Although some of these countries are abolitionists in practice, even returning offenders to a country where they risk being sentenced to death can violate international human rights obligations.
Considering the historic violations resulting from the war on drugs, safeguarding human rights should indeed be the primary concern of any law enforcement efforts. This serves not only to protect suspects’ human rights but also to ensure procedural integrity.
Growing drug trafficking in the Indian Ocean has caused adjoining states to revisit their drug policies to not only target criminal networks, but also to address the impact of increased drugs moving through the region. Some of these efforts reflect policy reforms that are evolving from a focus on law enforcement to prioritising human rights and the harms caused by the drug trade. Mauritius is an example of this.
But the opposite is also true. For example, in response to the growing Indian Ocean drug trade, Sri Lanka reinstated the death penalty for drug-related offences.

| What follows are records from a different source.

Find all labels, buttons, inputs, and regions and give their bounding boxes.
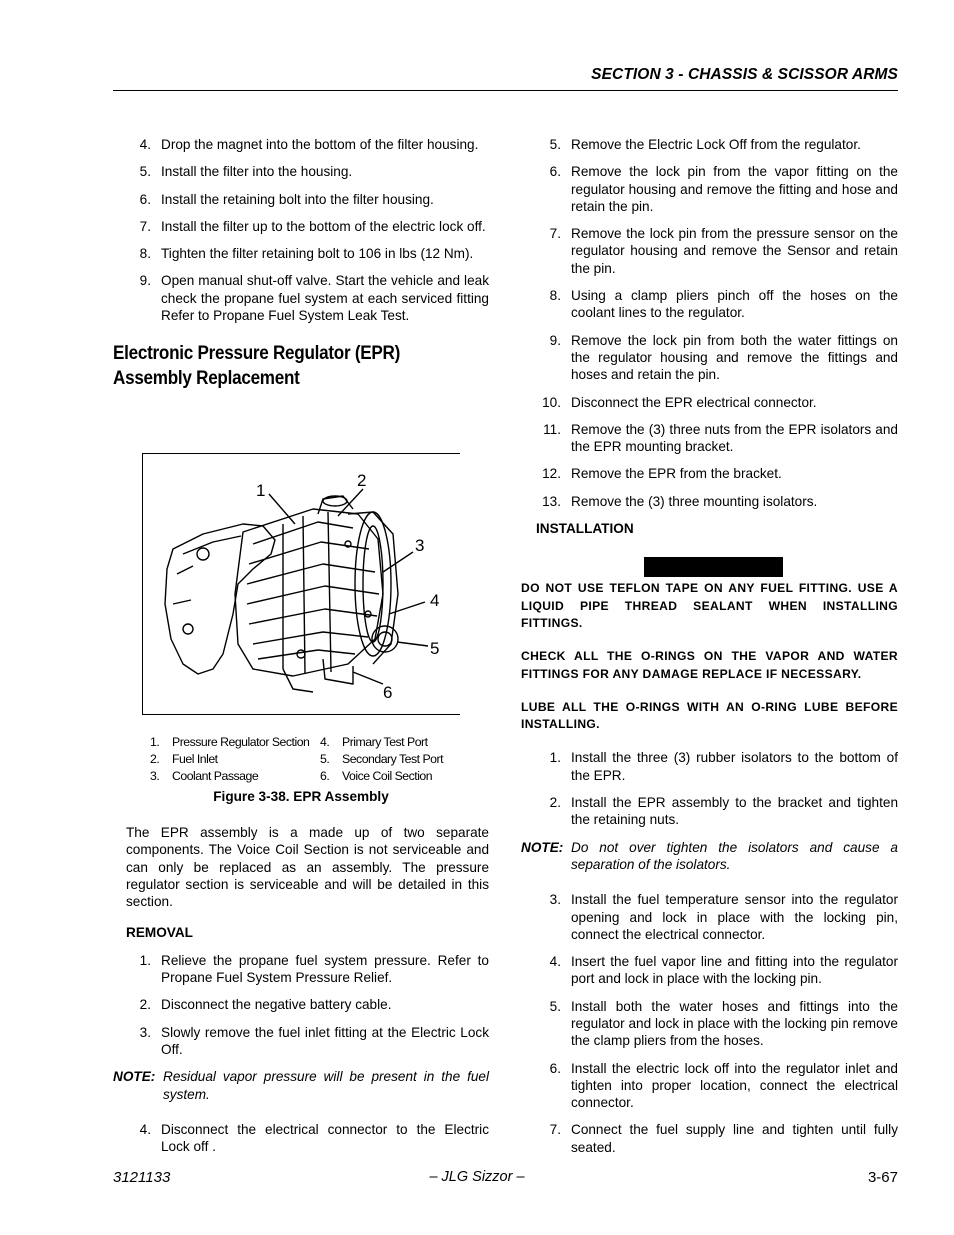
step-number: 8.: [549, 288, 561, 304]
legend-number: 3.: [150, 769, 160, 783]
caution-text: CHECK ALL THE O-RINGS ON THE VAPOR AND WATER FITTINGS FOR ANY DAMAGE REPLACE IF NECESSARY.: [521, 649, 898, 681]
legend-number: 5.: [320, 752, 330, 766]
list-item: [521, 225, 898, 277]
right-column: [521, 136, 898, 1166]
step-text: Install the fuel temperature sensor into the regulator opening and lock in place with the locking pin, connect the electrical connector.: [571, 892, 898, 942]
step-text: Remove the Electric Lock Off from the regulator.: [571, 137, 861, 152]
step-text: Disconnect the EPR electrical connector.: [571, 394, 817, 410]
legend-item: Voice Coil Section: [342, 769, 433, 783]
step-number: 2.: [549, 795, 561, 811]
step-text: Disconnect the negative battery cable.: [161, 997, 392, 1013]
step-number: 9.: [549, 332, 561, 348]
list-item: [521, 1060, 898, 1112]
step-text: Open manual shut-off valve. Start the vehicle and leak check the propane fuel system at each serviced fitting Refer to Propane Fuel System Leak Test.: [161, 273, 489, 324]
step-number: 6.: [139, 191, 151, 207]
step-text: Remove the lock pin from the pressure sensor on the regulator housing and remove the Sensor and retain the pin.: [571, 226, 898, 276]
note-label: NOTE:: [113, 1069, 156, 1085]
list-item: [113, 1121, 489, 1156]
section-heading-line1: Electronic Pressure Regulator (EPR): [113, 343, 401, 365]
callout-1: 1: [256, 481, 266, 500]
step-number: 5.: [549, 137, 561, 152]
caution-text: DO NOT USE TEFLON TAPE ON ANY FUEL FITTING. USE A LIQUID PIPE THREAD SEALANT WHEN INSTALLING FITTINGS.: [521, 581, 898, 630]
step-number: 7.: [549, 1122, 561, 1138]
list-item: [521, 332, 898, 384]
left-column: [113, 136, 489, 391]
note-box: [521, 839, 898, 874]
step-list: [113, 1121, 489, 1156]
legend-number: 2.: [150, 752, 160, 766]
callout-4: 4: [430, 591, 440, 610]
footer-doc-number: 3121133: [113, 1169, 171, 1186]
step-text: Disconnect the electrical connector to the Electric Lock off .: [161, 1121, 489, 1155]
step-list: [113, 952, 489, 1058]
legend-item: Fuel Inlet: [172, 752, 218, 766]
caution-text: LUBE ALL THE O-RINGS WITH AN O-RING LUBE BEFORE INSTALLING.: [521, 699, 898, 732]
epr-assembly-figure: [142, 453, 460, 715]
callout-5: 5: [430, 639, 440, 658]
list-item: [521, 136, 898, 153]
section-heading-line2: Assembly Replacement: [113, 368, 300, 390]
list-item: [113, 996, 489, 1013]
step-number: 2.: [139, 997, 151, 1013]
step-text: Remove the (3) three mounting isolators.: [571, 493, 818, 509]
section-title: SECTION 3 - CHASSIS & SCISSOR ARMS: [591, 66, 898, 83]
removal-heading: REMOVAL: [126, 925, 193, 941]
legend-number: 1.: [150, 735, 160, 749]
callout-2: 2: [357, 471, 367, 490]
list-item: [113, 952, 489, 987]
step-number: 6.: [549, 1060, 561, 1076]
step-number: 11.: [543, 421, 561, 437]
step-text: Install the retaining bolt into the filter housing.: [161, 191, 434, 207]
list-item: [521, 998, 898, 1050]
legend-item: Coolant Passage: [172, 769, 259, 783]
step-text: Install the filter up to the bottom of the electric lock off.: [161, 218, 486, 234]
step-text: Remove the (3) three nuts from the EPR isolators and the EPR mounting bracket.: [571, 421, 898, 455]
step-number: 5.: [139, 164, 151, 180]
step-number: 4.: [549, 954, 561, 970]
step-list: [521, 136, 898, 510]
list-item: [113, 191, 489, 208]
figure-legend: [150, 734, 490, 785]
figure-caption: Figure 3-38. EPR Assembly: [213, 789, 389, 804]
step-text: Remove the EPR from the bracket.: [571, 466, 782, 482]
step-list: [521, 891, 898, 1156]
installation-heading: INSTALLATION: [536, 521, 634, 537]
step-text: Slowly remove the fuel inlet fitting at the Electric Lock Off.: [161, 1024, 489, 1057]
step-text: Insert the fuel vapor line and fitting into the regulator port and lock in place with the locking pin.: [571, 954, 898, 987]
list-item: [521, 794, 898, 829]
step-number: 3.: [549, 892, 561, 908]
list-item: [521, 1121, 898, 1156]
step-text: Drop the magnet into the bottom of the filter housing.: [161, 137, 479, 152]
step-text: Remove the lock pin from the vapor fitting on the regulator housing and remove the fitting and hose and retain the pin.: [571, 164, 898, 214]
list-item: [521, 421, 898, 456]
step-text: Relieve the propane fuel system pressure. Refer to Propane Fuel System Pressure Relief.: [161, 952, 489, 986]
step-text: Install the electric lock off into the regulator inlet and tighten into proper location, connect the electrical connector.: [571, 1060, 898, 1111]
note-label: NOTE:: [521, 839, 564, 855]
step-number: 5.: [549, 998, 561, 1014]
callout-3: 3: [415, 536, 425, 555]
left-column-lower: [113, 824, 489, 1165]
step-text: Connect the fuel supply line and tighten until fully seated.: [571, 1122, 898, 1155]
list-item: [521, 749, 898, 784]
callout-6: 6: [383, 683, 393, 702]
step-number: 13.: [542, 493, 561, 509]
step-number: 3.: [139, 1024, 151, 1040]
step-text: Install the three (3) rubber isolators to the bottom of the EPR.: [571, 750, 898, 783]
step-text: Tighten the filter retaining bolt to 106 in lbs (12 Nm).: [161, 246, 474, 262]
step-number: 6.: [549, 164, 561, 180]
list-item: [113, 218, 489, 235]
caution-banner: [644, 557, 783, 577]
list-item: [521, 394, 898, 411]
epr-assembly-drawing: [143, 454, 459, 714]
legend-number: 4.: [320, 735, 330, 749]
page-header: [113, 64, 898, 91]
list-item: [113, 1024, 489, 1059]
step-text: Remove the lock pin from both the water fittings on the regulator housing and remove the fittings and hoses and retain the pin.: [571, 332, 898, 383]
legend-item: Secondary Test Port: [342, 752, 444, 766]
step-number: 4.: [139, 137, 151, 152]
intro-paragraph: The EPR assembly is a made up of two separate components. The Voice Coil Section is not serviceable and can only be replaced as an assembly. The pressure regulator section is serviceable and will be detailed in this section.: [126, 825, 489, 910]
list-item: [113, 136, 489, 153]
step-text: Install the filter into the housing.: [161, 164, 353, 180]
step-number: 9.: [139, 273, 151, 289]
legend-item: Primary Test Port: [342, 735, 428, 749]
list-item: [521, 493, 898, 510]
list-item: [521, 465, 898, 482]
footer-page-number: 3-67: [867, 1169, 898, 1186]
list-item: [521, 953, 898, 988]
step-number: 1.: [549, 750, 561, 766]
legend-item: Pressure Regulator Section: [172, 735, 310, 749]
list-item: [521, 287, 898, 322]
list-item: [113, 245, 489, 262]
step-number: 4.: [139, 1121, 151, 1137]
list-item: [113, 272, 489, 324]
step-text: Install both the water hoses and fittings into the regulator and lock in place with the locking pin remove the clamp pliers from the hoses.: [571, 998, 898, 1049]
legend-number: 6.: [320, 769, 330, 783]
footer-center: – JLG Sizzor –: [429, 1169, 525, 1185]
step-text: Install the EPR assembly to the bracket and tighten the retaining nuts.: [571, 795, 898, 828]
list-item: [521, 891, 898, 943]
step-number: 7.: [139, 218, 151, 234]
step-text: Using a clamp pliers pinch off the hoses on the coolant lines to the regulator.: [571, 288, 898, 321]
step-number: 12.: [542, 466, 561, 482]
step-number: 1.: [139, 952, 151, 968]
note-text: Do not over tighten the isolators and cause a separation of the isolators.: [571, 839, 898, 872]
step-number: 10.: [542, 394, 561, 410]
list-item: [521, 163, 898, 215]
step-number: 7.: [549, 226, 561, 242]
list-item: [113, 163, 489, 180]
step-number: 8.: [139, 246, 151, 262]
note-text: Residual vapor pressure will be present in the fuel system.: [163, 1069, 489, 1102]
step-list: [113, 136, 489, 324]
step-list: [521, 749, 898, 828]
note-box: [113, 1068, 489, 1103]
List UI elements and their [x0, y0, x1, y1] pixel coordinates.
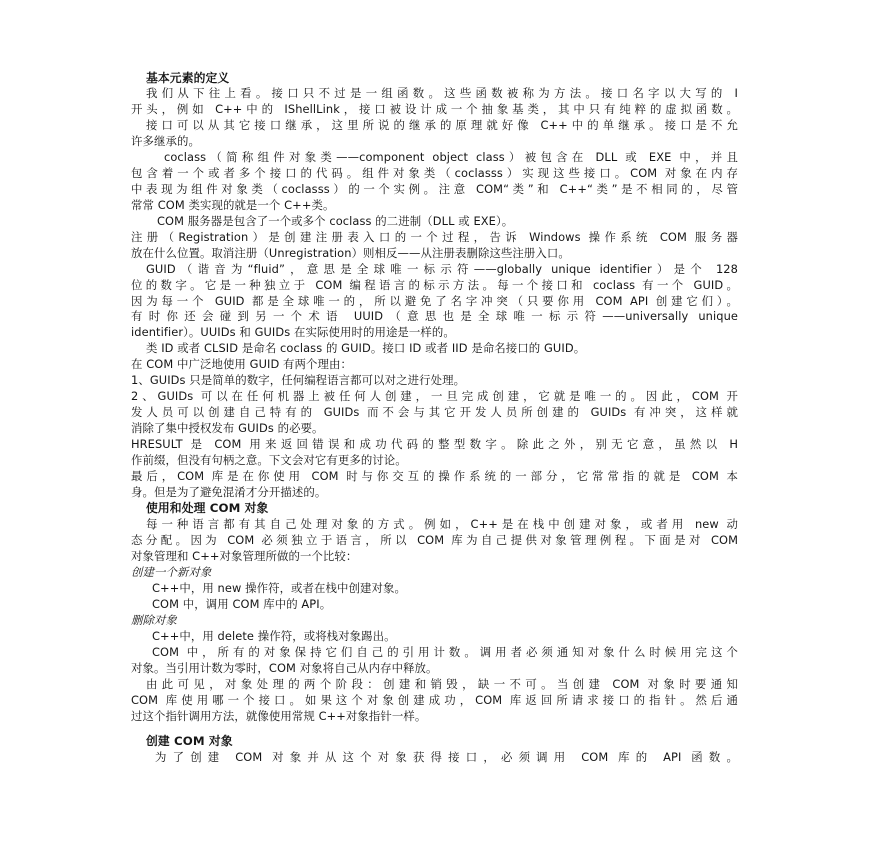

Therefore, when it comes to transnational drug trafficking, punitive domestic drug policies have global repercussions. These not only fail to mitigate drug trafficking locally but also impact how drug trafficking is responded to internationally. Human rights concerns are now often prioritised over arrests when foreign criminal networks are caught moving drugs on board stateless vessels on the high seas.
However, this legal lacuna does not have to leave responding states between the devil and the deep blue sea. In addition to entering into bilateral agreements to overcome jurisdictional challenges, states use bilateral agreements to address human rights concerns. Like the Seychelles-EU agreement, some of these agreements prohibit delivering accused to countries that impose the death penalty.
But how practical are these agreements? An EU naval captain who requested anonymity told ENACT that although the EU-Seychelles agreement was a positive development, it must be part of a broader strategy, since drug trafficking was not an isolated issue but an entrenched structural problem.
He anticipates many of the challenges faced by the piracy prosecution model, including limited naval assets, gathering evidence for prosecutions and logistical difficulties when transferring suspects. Warships can take days to deliver suspects to countries and return to their patrol area – impeding their availability for other missions.
States should also guard against using these agreements to rubber-stamp human rights obligations and to effect seizures. Due to the massive global supply of narcotics, seizures have a limited impact on the trafficking business model, which can be adapted to countermeasures.
The EU naval captain also warned that if these agreements only targeted crew members, they would have little impact. Instead, they should prioritise thorough investigations to identify criminal network members orchestrating the trade and remove the vessels from circulation. Achieving this would not only improve the criminal justice response to drug trafficking at sea, but could also prevent other human rights abuses related to drug trafficking.
If the EU-Seychelles agreement is successful, it could inspire similar agreements between international navies and other African states responding to transnational crimes at sea.